Fonds diversifié

La macroéconomie au centre des décisions d’allocation

Avenir Finance lance Afim OFP 400, un fonds flexible dont l’allocation est fonction de l’analyse systématique des données macroéconomiques Ce produit sera géré par une équipe dirigée par Emeric Challier, qui a rejoint la société de gestion au début de l’année 2007.

Les derniers mois l’ont prouvé : il est, dans certaines circonstances, difficile - voire impossible - pour une simple gestion directionnelle de générer de la valeur. Fort de cette constatation, Avenir Finance Investment Managers lance aujourd’hui Afim OPF 400, une version plus dynamique de son fonds diversifié Afim OPF 150, commercialisé depuis 2007.

« Global-macro » . Si le fonds reste un OPCVM traditionnel, son processus de gestion relève davantage de la gestion alternative, et plus particulièrement de la stratégie global macro. Il s’agit, en effet, pour le gérant de prendre des positions, à l’achat ou à la vente, en fonction de ses anticipations économiques.

Le fonds, totalement flexible, peut être exposé à la plupart des classes d’actifs comme les taux, les actions ou les matières premières. Il utilise, pour cela, principalement les contrats futures, même s’il peut se positionner en direct sur certaines classes d’actifs telles que les obligations d’entreprises de bonne qualité. « L’intervention sur les futures permet au fonds d’assurer sa liquidité, et ce dans toutes les situations de marché, et limite le risque de contrepartie », explique Cyril Lureau, directeur général délégué d’Avenir Finance.

Un processus quantitatif… Le gérant base sa décision d’investissement sur l’examen de la plupart des séries macroéconomiques existantes, issues aussi bien des fournisseurs de données, comme Datastream ou Bloomberg, que d’autres contributeurs externes comme les banques centrales. « Au total, nous disposons de plusieurs dizaines de millions de données », précise le gérant.

Ces dernières sont traitées et extraites en séries présentant un pouvoir explicatif sur l’évolution des classes d’actifs composant le fonds. « Nous recherchons des séries de données macroéconomiques qui présentent des corrélations constantes avec les marchés et suffisamment prédictives pour que nous puissions prendre position », déclare le gérant.

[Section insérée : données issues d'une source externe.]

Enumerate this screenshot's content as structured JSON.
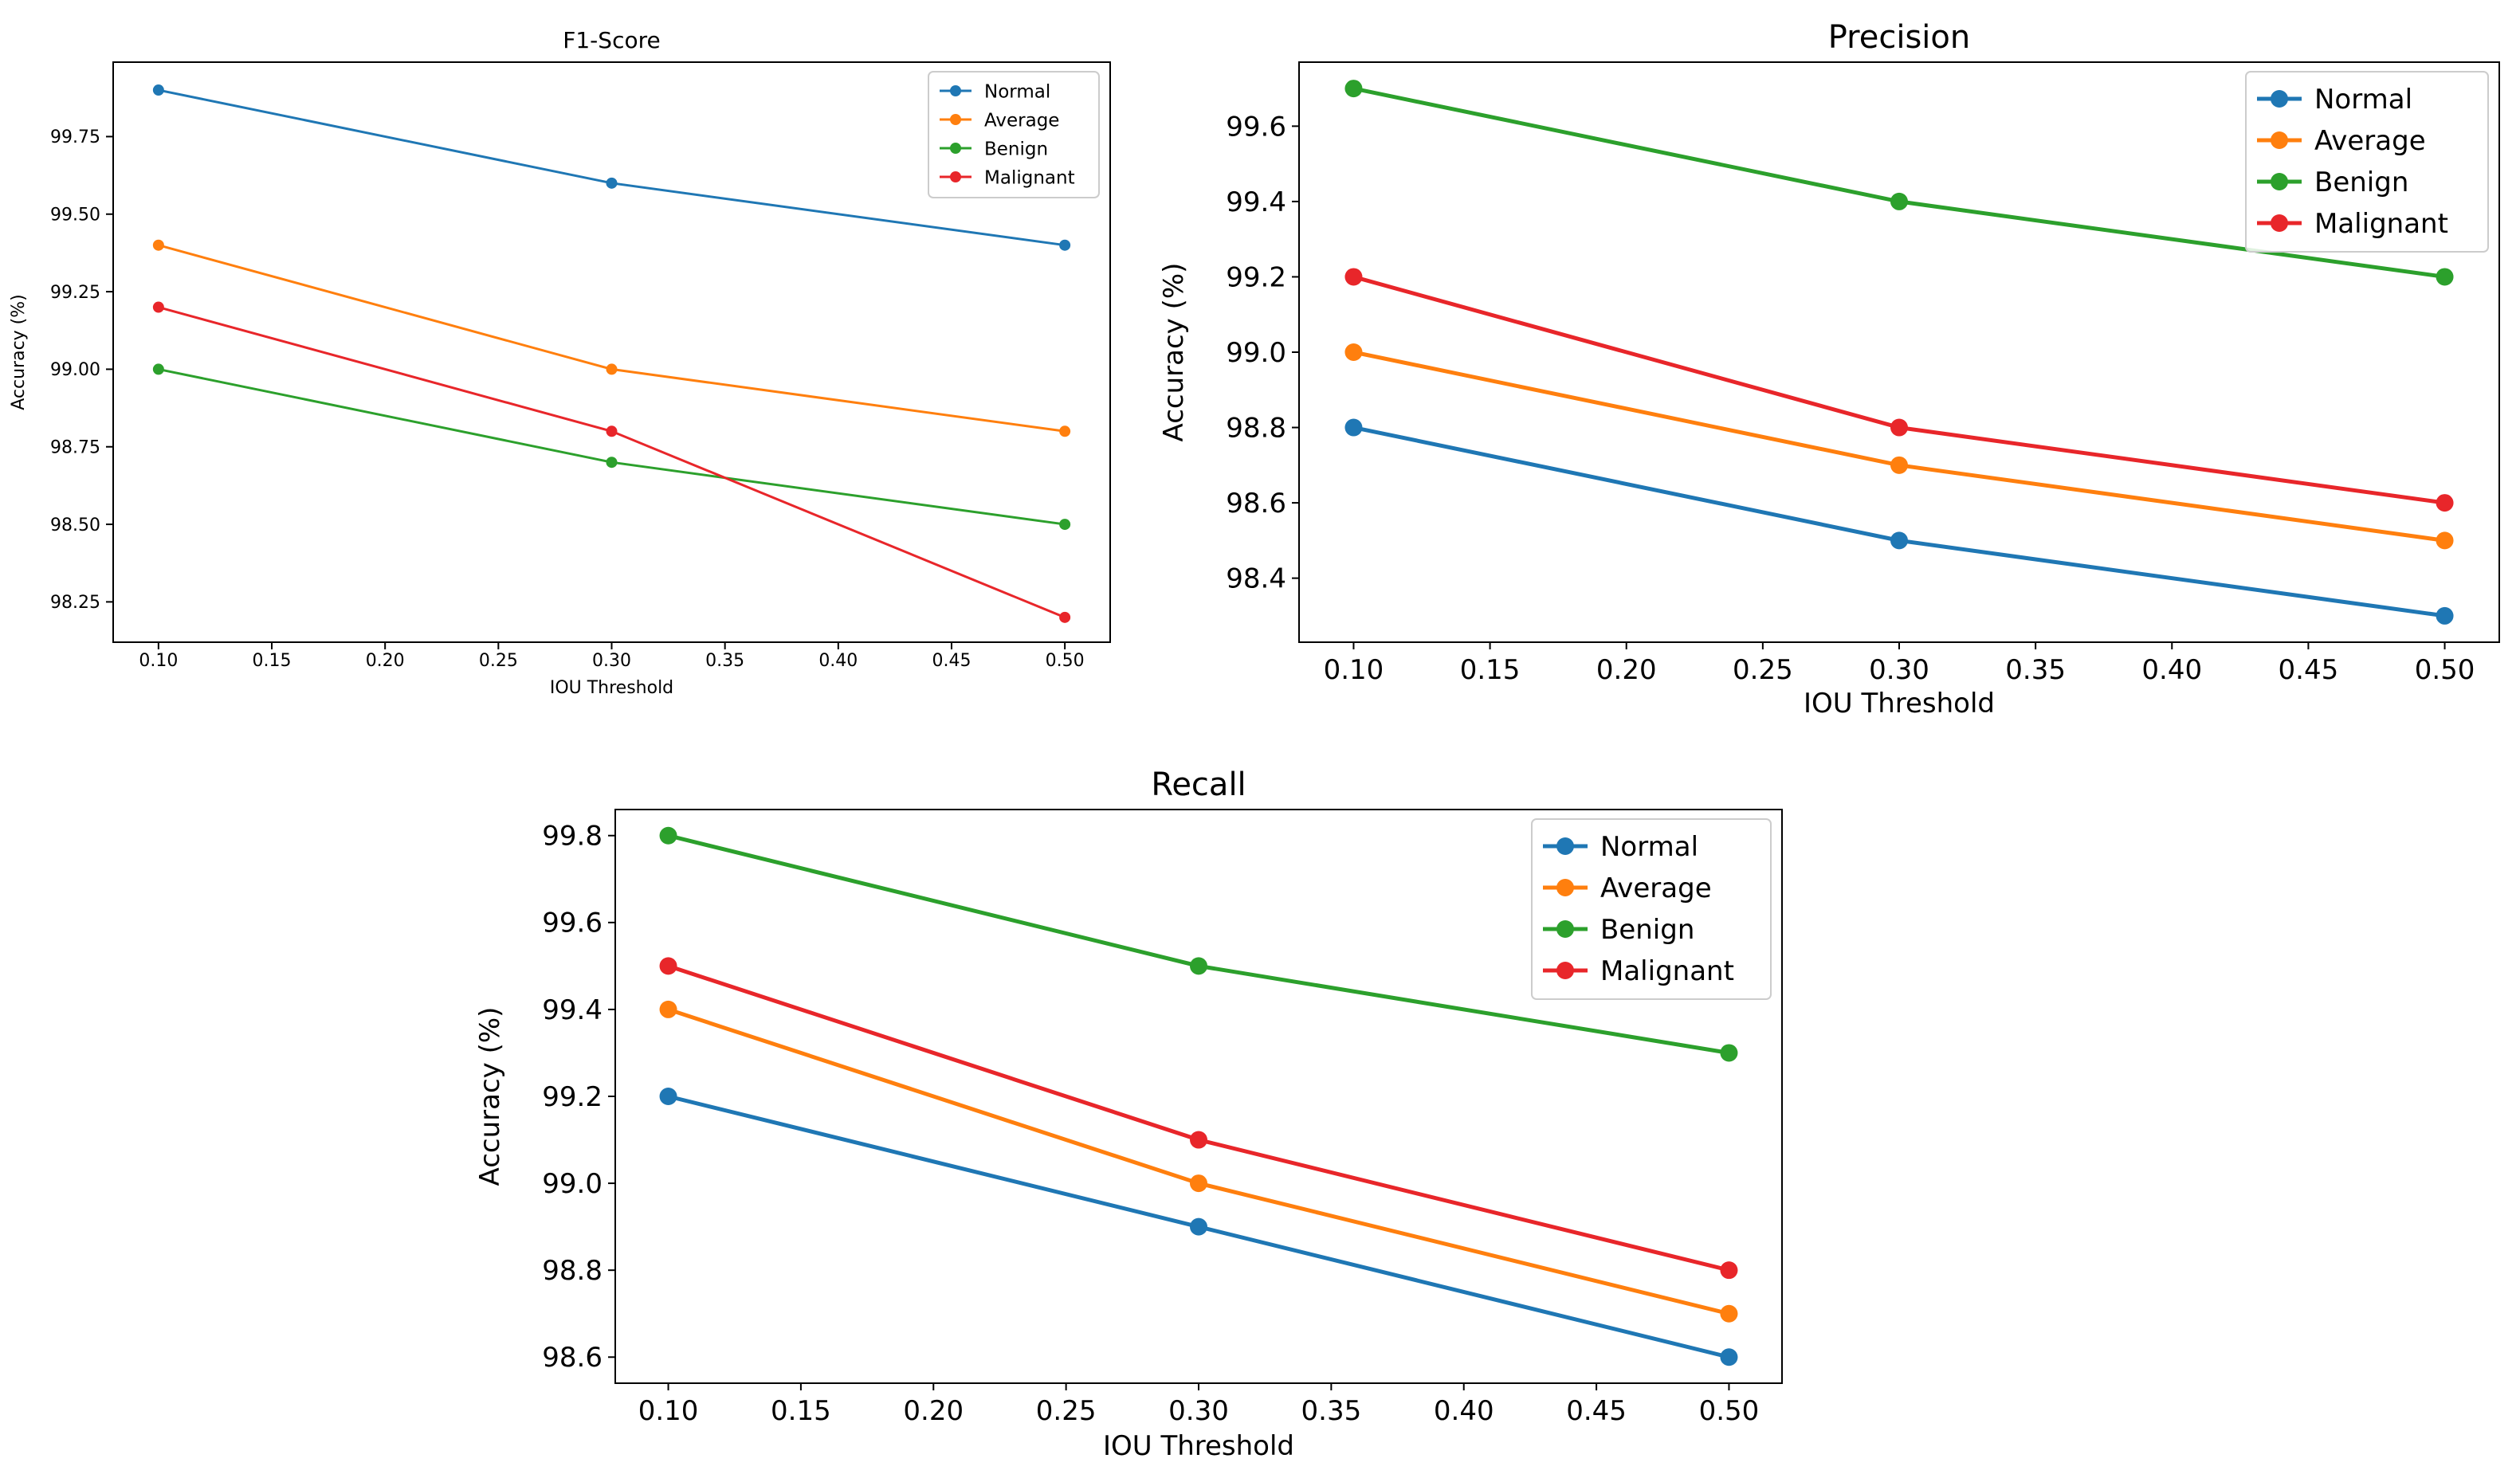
{
  "chart_data": [
    {
      "type": "line",
      "title": "F1-Score",
      "xlabel": "IOU Threshold",
      "ylabel": "Accuracy (%)",
      "x": [
        0.1,
        0.3,
        0.5
      ],
      "xticks": [
        "0.10",
        "0.15",
        "0.20",
        "0.25",
        "0.30",
        "0.35",
        "0.40",
        "0.45",
        "0.50"
      ],
      "yticks": [
        "98.25",
        "98.50",
        "98.75",
        "99.00",
        "99.25",
        "99.50",
        "99.75"
      ],
      "xlim": [
        0.08,
        0.52
      ],
      "ylim": [
        98.12,
        99.99
      ],
      "legend_position": "top-right",
      "series": [
        {
          "name": "Normal",
          "color": "#1f77b4",
          "values": [
            99.9,
            99.6,
            99.4
          ]
        },
        {
          "name": "Average",
          "color": "#ff7f0e",
          "values": [
            99.4,
            99.0,
            98.8
          ]
        },
        {
          "name": "Benign",
          "color": "#2ca02c",
          "values": [
            99.0,
            98.7,
            98.5
          ]
        },
        {
          "name": "Malignant",
          "color": "#e8262a",
          "values": [
            99.2,
            98.8,
            98.2
          ]
        }
      ]
    },
    {
      "type": "line",
      "title": "Precision",
      "xlabel": "IOU Threshold",
      "ylabel": "Accuracy (%)",
      "x": [
        0.1,
        0.3,
        0.5
      ],
      "xticks": [
        "0.10",
        "0.15",
        "0.20",
        "0.25",
        "0.30",
        "0.35",
        "0.40",
        "0.45",
        "0.50"
      ],
      "yticks": [
        "98.4",
        "98.6",
        "98.8",
        "99.0",
        "99.2",
        "99.4",
        "99.6"
      ],
      "xlim": [
        0.08,
        0.52
      ],
      "ylim": [
        98.23,
        99.77
      ],
      "legend_position": "top-right",
      "series": [
        {
          "name": "Normal",
          "color": "#1f77b4",
          "values": [
            98.8,
            98.5,
            98.3
          ]
        },
        {
          "name": "Average",
          "color": "#ff7f0e",
          "values": [
            99.0,
            98.7,
            98.5
          ]
        },
        {
          "name": "Benign",
          "color": "#2ca02c",
          "values": [
            99.7,
            99.4,
            99.2
          ]
        },
        {
          "name": "Malignant",
          "color": "#e8262a",
          "values": [
            99.2,
            98.8,
            98.6
          ]
        }
      ]
    },
    {
      "type": "line",
      "title": "Recall",
      "xlabel": "IOU Threshold",
      "ylabel": "Accuracy (%)",
      "x": [
        0.1,
        0.3,
        0.5
      ],
      "xticks": [
        "0.10",
        "0.15",
        "0.20",
        "0.25",
        "0.30",
        "0.35",
        "0.40",
        "0.45",
        "0.50"
      ],
      "yticks": [
        "98.6",
        "98.8",
        "99.0",
        "99.2",
        "99.4",
        "99.6",
        "99.8"
      ],
      "xlim": [
        0.08,
        0.52
      ],
      "ylim": [
        98.54,
        99.86
      ],
      "legend_position": "top-right",
      "series": [
        {
          "name": "Normal",
          "color": "#1f77b4",
          "values": [
            99.2,
            98.9,
            98.6
          ]
        },
        {
          "name": "Average",
          "color": "#ff7f0e",
          "values": [
            99.4,
            99.0,
            98.7
          ]
        },
        {
          "name": "Benign",
          "color": "#2ca02c",
          "values": [
            99.8,
            99.5,
            99.3
          ]
        },
        {
          "name": "Malignant",
          "color": "#e8262a",
          "values": [
            99.5,
            99.1,
            98.8
          ]
        }
      ]
    }
  ]
}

Les séries sont ensuite, selon les mécanismes économiques auxquels elles sont sensibles, regroupées en catégories. L’une d’entre elles est constituée, par exemple, par les données sensibles aux taux d’intérêt (comme l’automobile, la finance et l’immobilier), une autre est constituée par des données sensibles à l’inflation (comme les matières premières). « Nous avons bâti un modèle qui nous permet aujourd’hui de prédire l’évolution des taux à un horizon 3 à 6 mois », se félicite le gérant.

… mais discrétionnaire. A partir de ces données quantitatives, le gérant décide ensuite de manière discrétionnaire sur quelles stratégies il va se concentrer. En temps normal, il se positionne sur quatre ou cinq stratégies, généralement décorrélées. Aujourd’hui, par exemple, le modèle donne des signaux d’une reprise de l’économie plus forte qu’attendu. « Il y a plusieurs manière de jouer la reprise de l’économie dans le courant du second semestre 2009. Nous pouvons, pour cela, nous exposer aux actions ou au crédit, ou nous positionner à la vente sur les emprunts d’Etat, explique le gérant. Sur OFP 150, nous n’intégrons que des produits de taux dans notre allocation, mais sur OFP 400, le degré de risque étant plus élevé, nous intégrons aussi une exposition aux actions, aux obligations d’entreprises high yield et aux matières premières. » Le fonds, fruit d’une demande de la clientèle institutionnelle, a été décliné en plusieurs parts et est donc accessible pour tout type d’investisseurs.